Department of Pathology, University of Michigan Medical School, Ann Arbor, MI, USA.
J Pathol Inform. 2021 Dec 24;12:54. doi: 10.4103/jpi.jpi_6_21. eCollection 2021.
Machine learning models provide significant opportunities for improvement in health care, but their "black-box" nature poses many risks.
We built a custom Python module as part of a framework for generating artifacts that are meant to be tunable and describable to allow for future testing needs. We conducted an analysis of a previously published digital pathology classification model and an internally developed kidney tissue segmentation model, utilizing a variety of generated artifacts including testing their effects. The artifacts simulated were bubbles, tissue folds, uneven illumination, marker lines, uneven sectioning, altered staining, and tissue tears.
We found that there is some performance degradation on the tiles with artifacts, particularly with altered stains but also with marker lines, tissue folds, and uneven sectioning. We also found that the response of deep learning models to artifacts could be nonlinear.
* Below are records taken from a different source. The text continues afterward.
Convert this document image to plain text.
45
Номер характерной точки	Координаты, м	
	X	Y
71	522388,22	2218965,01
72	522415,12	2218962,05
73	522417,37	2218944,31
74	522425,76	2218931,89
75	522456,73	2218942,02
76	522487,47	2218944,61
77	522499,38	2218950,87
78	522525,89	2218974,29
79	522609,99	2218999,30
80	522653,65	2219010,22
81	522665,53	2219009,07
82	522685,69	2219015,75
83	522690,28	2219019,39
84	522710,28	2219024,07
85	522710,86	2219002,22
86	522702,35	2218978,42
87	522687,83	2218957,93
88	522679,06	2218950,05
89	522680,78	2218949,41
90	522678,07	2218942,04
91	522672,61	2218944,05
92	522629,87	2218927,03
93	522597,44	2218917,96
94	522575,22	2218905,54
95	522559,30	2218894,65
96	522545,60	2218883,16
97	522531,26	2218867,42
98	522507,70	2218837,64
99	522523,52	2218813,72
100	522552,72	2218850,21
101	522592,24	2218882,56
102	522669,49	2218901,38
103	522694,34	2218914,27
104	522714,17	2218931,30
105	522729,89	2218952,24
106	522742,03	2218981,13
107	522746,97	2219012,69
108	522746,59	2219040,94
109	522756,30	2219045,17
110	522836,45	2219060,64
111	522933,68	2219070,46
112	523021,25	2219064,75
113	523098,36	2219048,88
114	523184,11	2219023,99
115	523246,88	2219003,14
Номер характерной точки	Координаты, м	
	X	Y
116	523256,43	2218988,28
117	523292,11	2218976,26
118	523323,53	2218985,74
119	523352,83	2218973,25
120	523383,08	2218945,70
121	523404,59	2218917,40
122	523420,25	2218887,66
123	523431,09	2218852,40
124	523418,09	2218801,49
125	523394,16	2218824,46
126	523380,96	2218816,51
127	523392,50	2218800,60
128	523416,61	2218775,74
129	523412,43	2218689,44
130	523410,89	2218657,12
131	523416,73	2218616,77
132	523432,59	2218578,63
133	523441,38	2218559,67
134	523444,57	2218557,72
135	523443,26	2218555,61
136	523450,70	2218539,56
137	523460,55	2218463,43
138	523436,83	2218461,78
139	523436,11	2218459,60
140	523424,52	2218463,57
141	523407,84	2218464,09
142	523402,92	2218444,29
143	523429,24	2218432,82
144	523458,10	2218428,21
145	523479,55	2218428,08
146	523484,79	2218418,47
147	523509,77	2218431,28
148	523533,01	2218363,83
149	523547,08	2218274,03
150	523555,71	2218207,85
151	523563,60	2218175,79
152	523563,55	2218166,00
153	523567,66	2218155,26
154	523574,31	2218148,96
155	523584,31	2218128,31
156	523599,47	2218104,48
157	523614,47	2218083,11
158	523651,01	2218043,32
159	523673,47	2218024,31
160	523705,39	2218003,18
Generated artifacts can provide a useful tool for testing and building trust in machine learning models by understanding where these models might fail.
机器学习模型为改善医疗保健提供了重大机遇,但其“黑箱”性质带来了许多风险。
我们构建了一个自定义Python模块,作为生成旨在可调整和可描述的工件的框架的一部分,以满足未来的测试需求。我们对先前发表的数字病理学分类模型和内部开发的肾组织分割模型进行了分析,利用了各种生成的工件,包括测试它们的效果。模拟的工件有气泡、组织褶皱、光照不均匀、标记线、切片不均匀、染色改变和组织撕裂。
我们发现,带有工件的切片存在一定程度的性能下降,特别是染色改变的情况,但标记线、组织褶皱和切片不均匀也会导致性能下降。我们还发现深度学习模型对工件的响应可能是非线性的。
通过了解机器学习模型可能在哪些方面失败,生成的工件可为测试和建立对这些模型的信任提供有用的工具。